A Máximo le costó varios días volver a la rutina vertiginosa de la primera mañana de la radio, como si un jetlag prolongado le pesara todavía sobre los hombros. El sismo, y sus efectos, le habían sacudido el corazón, y en la nariz le quedaba ese olor de la carne descompuesta que pintaba, mejor que otras señales, la magnitud de una tragedia mundial.

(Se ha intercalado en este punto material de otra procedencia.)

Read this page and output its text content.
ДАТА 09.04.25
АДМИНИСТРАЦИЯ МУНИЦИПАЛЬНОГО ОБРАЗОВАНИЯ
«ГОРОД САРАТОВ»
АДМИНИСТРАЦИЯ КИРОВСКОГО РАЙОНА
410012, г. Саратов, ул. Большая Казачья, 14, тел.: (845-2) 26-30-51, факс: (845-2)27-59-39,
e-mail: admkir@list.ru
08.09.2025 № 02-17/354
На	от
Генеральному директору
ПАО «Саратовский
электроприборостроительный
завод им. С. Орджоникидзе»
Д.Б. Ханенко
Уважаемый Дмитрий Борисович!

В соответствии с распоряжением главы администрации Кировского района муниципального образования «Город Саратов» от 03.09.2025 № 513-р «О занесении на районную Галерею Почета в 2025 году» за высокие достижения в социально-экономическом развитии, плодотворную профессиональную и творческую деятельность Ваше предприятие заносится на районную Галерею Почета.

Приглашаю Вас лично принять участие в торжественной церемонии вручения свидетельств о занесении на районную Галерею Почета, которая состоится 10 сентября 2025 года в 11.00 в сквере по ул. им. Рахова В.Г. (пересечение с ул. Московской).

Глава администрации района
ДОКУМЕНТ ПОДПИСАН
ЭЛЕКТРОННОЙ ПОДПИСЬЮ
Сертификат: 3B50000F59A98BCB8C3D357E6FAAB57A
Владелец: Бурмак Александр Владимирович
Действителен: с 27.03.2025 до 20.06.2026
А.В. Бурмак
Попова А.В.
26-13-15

Aunque afirma que no sintió una bisagra por esa cobertura, el cronista tomó luego otros rumbos. Se trasladó a San Martín de los Andes y hoy, con 50 años, se dedica a la comunicación institucional. Siguió recorriendo países y aeropuertos, y se mantuvo siempre atento a las noticias de terremotos. Japón, Haití o el de Chile, de 2010, que sacudió también el suelo de San Martín, atraparon otra vez su atención, y le permitieron ver que, pese a los avances tecnológicos, todavía hace falta planificación para prevenir o atenuar el daño de esos desastres.

Con un escudo para la nostalgia, el cronista aseguró que las coberturas del pasado sí eran distintas, pero no necesariamente mejores. Sí es cierto que les tocaba viajar más, y entrenarse con los viejos periodistas de LU5 para aprender a usar las palabras y describir un paisaje que nadie más podía ver. "Hoy hay un terremoto en Turquía y tenés a 20 mil turcos sacando fotos con su celular, ya no hace falta mandar a alguien al lugar o que haga un despacho descriptivo", señaló.

Por eso, aclaró que el rol de los periodistas de hoy se basa más en seleccionar y jerarquizar un volumen de información que, de tan abundante, resulta abrumadora para las audiencias. Y aunque añora esa épica de los viejos corresponsales de guerra y sus aventuras por el mundo, prefiere no anclarse en el pasado y mirar hacia adelante, abierto a las nuevas tecnologías que proponen nuevos problemas, sí, pero también nuevas soluciones.